The jihadi idea of cosmic war provided a strategic
legitimization of violence by the implicit promise that if one is fighting God's war, one could never lose. God always wins.
Muslims call these violent acts ‘symbolic’. The bombing of
a public building may dramatically indicate to the populace that the government or the economic forces behind the building are seen as enemies. The point of the attack, then, was to produce a graphic and easily understandable object lesson. As such, they can be analyzed as one would any other symbol, ritual, or sacred drama.

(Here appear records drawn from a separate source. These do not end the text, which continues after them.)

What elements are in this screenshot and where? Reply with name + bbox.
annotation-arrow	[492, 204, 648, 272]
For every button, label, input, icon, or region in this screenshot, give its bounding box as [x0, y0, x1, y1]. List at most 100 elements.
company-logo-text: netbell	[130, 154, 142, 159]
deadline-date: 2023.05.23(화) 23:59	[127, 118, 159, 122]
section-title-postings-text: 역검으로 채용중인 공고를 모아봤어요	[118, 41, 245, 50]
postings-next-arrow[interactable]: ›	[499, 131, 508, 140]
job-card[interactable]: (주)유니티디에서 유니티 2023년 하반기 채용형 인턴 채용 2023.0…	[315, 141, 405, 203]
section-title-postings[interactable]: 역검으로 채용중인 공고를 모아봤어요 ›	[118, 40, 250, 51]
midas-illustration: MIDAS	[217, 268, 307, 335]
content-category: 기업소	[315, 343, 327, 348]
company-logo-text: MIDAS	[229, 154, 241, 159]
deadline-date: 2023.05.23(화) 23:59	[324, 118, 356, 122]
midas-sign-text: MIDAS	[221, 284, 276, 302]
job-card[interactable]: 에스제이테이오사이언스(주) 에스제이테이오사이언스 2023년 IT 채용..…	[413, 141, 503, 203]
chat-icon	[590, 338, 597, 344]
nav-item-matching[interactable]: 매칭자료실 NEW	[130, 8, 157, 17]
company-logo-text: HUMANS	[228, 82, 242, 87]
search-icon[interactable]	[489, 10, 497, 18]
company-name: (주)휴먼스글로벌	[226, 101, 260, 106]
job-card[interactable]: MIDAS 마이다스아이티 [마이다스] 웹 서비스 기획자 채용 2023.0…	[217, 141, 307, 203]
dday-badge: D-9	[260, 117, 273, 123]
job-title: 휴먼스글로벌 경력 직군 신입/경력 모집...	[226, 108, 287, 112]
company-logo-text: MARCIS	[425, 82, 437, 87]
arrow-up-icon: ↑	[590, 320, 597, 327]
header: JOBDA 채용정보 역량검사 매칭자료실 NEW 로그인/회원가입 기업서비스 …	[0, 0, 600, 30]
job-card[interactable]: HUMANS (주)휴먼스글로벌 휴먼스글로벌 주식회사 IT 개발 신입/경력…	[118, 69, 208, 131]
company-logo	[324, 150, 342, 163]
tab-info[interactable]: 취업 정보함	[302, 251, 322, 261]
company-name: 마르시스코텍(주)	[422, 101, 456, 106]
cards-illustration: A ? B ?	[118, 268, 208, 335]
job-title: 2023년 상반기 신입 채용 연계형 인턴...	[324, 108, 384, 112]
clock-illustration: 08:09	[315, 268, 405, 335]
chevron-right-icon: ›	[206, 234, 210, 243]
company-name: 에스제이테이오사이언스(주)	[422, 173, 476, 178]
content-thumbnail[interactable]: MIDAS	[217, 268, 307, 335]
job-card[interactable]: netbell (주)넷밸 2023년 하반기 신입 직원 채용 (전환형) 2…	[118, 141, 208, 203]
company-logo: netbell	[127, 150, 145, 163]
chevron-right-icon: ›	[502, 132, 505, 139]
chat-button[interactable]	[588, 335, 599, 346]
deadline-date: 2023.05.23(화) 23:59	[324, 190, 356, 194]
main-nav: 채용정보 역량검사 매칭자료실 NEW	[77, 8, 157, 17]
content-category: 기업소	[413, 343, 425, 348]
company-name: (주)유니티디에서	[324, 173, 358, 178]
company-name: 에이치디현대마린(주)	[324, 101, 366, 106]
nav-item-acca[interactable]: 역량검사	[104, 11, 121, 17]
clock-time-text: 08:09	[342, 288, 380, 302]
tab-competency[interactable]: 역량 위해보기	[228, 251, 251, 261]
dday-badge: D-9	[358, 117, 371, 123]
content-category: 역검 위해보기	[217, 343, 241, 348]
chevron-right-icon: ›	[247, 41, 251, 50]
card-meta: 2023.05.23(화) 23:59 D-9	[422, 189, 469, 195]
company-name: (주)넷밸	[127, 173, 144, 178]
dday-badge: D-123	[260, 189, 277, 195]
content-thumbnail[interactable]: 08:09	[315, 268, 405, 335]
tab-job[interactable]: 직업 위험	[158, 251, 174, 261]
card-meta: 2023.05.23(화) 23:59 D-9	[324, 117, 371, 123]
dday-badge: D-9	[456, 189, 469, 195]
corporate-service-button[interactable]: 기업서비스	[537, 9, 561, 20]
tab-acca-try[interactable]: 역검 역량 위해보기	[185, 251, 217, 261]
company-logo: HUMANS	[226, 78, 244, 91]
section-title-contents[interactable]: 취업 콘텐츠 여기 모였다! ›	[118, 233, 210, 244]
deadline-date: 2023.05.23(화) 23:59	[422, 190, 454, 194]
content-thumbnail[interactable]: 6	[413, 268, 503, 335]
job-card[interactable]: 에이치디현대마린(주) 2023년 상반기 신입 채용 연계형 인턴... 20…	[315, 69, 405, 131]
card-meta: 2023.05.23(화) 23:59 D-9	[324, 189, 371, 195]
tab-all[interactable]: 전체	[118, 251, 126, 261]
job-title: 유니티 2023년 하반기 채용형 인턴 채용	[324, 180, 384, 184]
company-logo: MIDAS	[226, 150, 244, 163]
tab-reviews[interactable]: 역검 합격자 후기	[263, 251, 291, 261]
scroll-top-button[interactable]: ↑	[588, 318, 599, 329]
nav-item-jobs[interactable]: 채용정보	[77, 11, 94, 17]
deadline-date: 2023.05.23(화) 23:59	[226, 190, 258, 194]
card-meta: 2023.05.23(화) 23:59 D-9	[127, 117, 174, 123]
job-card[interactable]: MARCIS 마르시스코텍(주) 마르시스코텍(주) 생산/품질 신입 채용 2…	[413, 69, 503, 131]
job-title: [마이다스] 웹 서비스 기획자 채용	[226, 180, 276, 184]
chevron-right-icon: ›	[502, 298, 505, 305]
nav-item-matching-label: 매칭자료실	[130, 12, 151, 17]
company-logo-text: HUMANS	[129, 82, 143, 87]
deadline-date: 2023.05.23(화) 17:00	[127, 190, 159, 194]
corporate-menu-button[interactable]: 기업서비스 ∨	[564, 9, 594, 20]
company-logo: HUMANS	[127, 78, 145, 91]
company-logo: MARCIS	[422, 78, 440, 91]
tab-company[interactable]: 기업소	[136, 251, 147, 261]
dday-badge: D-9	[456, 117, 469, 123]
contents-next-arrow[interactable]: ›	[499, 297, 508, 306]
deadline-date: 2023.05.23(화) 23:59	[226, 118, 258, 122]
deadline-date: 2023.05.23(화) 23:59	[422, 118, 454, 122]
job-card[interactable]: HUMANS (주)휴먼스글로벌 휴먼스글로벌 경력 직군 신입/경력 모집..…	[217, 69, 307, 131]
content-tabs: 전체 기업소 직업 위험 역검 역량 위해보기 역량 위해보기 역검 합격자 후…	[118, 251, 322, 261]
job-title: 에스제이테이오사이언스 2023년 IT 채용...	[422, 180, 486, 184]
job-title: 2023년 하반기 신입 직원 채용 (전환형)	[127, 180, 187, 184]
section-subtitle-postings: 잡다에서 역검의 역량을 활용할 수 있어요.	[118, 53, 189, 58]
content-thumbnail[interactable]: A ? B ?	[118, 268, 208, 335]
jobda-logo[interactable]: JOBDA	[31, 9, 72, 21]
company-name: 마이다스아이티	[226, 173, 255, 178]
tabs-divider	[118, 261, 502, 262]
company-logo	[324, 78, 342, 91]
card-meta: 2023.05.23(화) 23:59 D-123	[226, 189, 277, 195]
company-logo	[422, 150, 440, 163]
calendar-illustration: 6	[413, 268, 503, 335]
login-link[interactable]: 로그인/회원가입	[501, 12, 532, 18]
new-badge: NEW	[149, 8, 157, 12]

On January 25, 2011, massive protests in Cairo’s Tahrir
Square in Egypt continued for 18 days until Hosni Mubarak – in power for 30 years – succumbed to popular demand and stepped down on February 11. Egyptians had seen that peaceful mass demonstrations could bring about real change.
The world cannot underestimate the importance of Tahrir
Square. Clearly, they constituted the catalyst for change. Perhaps not since the peaceful overthrow of the dictatorship regime of Ferdinand Marcos in the Philippines has the world seen such a dramatic demonstration of the power of nonviolent resistance.
Yet, as Tahrir Square showed, God does not always have
to fight, at least not in the terrorist ways that the jihadi warriors imagined. In a couple of weeks of protests, the peaceful resistors demonstrated the moral and strategic legitimacy of nonviolent struggle.